Mythologie nordique :
  • Ymir : Un géant primordial, Ymir est tué par Odin, le dieu des dieux, et ses frères, et son corps est utilisé pour créer la Terre. Cette création est à la fois un acte de formation et de destruction. Sa chair devient la terre, son sang forme les océans, ses os deviennent les montagnes, et son crâne le ciel. Cette création est à la fois un acte de formation et de destruction.

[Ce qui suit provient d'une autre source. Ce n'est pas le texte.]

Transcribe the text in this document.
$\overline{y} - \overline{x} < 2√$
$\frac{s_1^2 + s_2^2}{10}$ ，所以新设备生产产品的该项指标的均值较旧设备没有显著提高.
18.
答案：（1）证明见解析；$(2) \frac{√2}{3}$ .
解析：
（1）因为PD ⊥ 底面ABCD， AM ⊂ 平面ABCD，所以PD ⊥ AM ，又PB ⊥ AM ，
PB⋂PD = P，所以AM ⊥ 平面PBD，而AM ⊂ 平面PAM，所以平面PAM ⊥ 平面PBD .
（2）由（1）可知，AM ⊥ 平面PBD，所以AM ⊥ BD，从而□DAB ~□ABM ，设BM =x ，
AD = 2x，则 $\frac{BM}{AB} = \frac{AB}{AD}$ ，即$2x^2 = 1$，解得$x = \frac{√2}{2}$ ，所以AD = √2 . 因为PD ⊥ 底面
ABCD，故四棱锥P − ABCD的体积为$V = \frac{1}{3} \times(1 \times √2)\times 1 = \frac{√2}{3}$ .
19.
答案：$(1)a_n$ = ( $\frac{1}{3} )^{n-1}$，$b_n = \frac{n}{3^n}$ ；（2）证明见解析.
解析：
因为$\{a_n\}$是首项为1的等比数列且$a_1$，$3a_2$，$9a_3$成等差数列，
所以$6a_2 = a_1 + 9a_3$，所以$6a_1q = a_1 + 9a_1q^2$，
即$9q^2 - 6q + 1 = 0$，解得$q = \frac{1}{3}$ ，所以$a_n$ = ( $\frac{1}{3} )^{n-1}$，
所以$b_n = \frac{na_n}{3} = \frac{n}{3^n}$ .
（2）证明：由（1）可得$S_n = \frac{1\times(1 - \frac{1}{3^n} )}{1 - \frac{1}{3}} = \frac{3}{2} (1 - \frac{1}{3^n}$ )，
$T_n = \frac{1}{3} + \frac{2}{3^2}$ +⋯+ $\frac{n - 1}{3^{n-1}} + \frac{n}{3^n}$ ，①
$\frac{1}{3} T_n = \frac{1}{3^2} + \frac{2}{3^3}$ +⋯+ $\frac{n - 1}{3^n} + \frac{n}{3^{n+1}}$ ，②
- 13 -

  • Ragnarök : Dans la mythologie nordique, le Ragnarök est l’événement apocalyptique où les dieux, les hommes, et l’univers tout entier sont détruits. Après cette destruction, un nouveau monde est censé émerger, plus pur et fertile.
Mythologie aztèque
  • Selon la mythologie aztèque, les dieux Tezcatlipoca et Quetzalcoatl ont créé la Terre après avoir vaincu le monstre primordial Cipactli, une créature qui vivait dans les eaux du chaos. Les dieux ont attiré Cipactli hors des eaux et l’ont démembré pour créer le monde. Les différentes parties du corps de Cipactli ont été transformées pour former la Terre et le ciel. Sa tête est devenue le ciel, tandis que son corps a formé la terre ferme, les montagnes et les vallées.

  • Les Aztèques pensaient aussi que l’histoire du monde est cyclique et croyaient en une succession de « Soleils » ou époques, chacune se terminant par une destruction avant la recréation du monde. Par exemple, ils vivaient sous le Cinquième Soleil, qui était destiné à être définitivement détruit par des tremblements de terre.

 

>> Ces différents récits mythologiques proposent la création de la Terre comme une émergence ordonnée du chaos primordial, façonnée par des actions divines. Ce processus, symbolique ou métaphorique, échappe souvent à la temporalité humaine, se situant à la fois dans l’ancienneté et l’intemporalité et n’accorde pas d’importance à la datation précise de la création de la Terre.

Ces exemples illustrent aussi la prédominance du concept de destruction cyclique et de régénération de la Terre. Cette notion de perpétuelle transformation transcende les époques et les cultures. On retrouve cette idée, sous diverses formes, dans de nombreuses traditions philosophiques et mythologiques à travers l’histoire.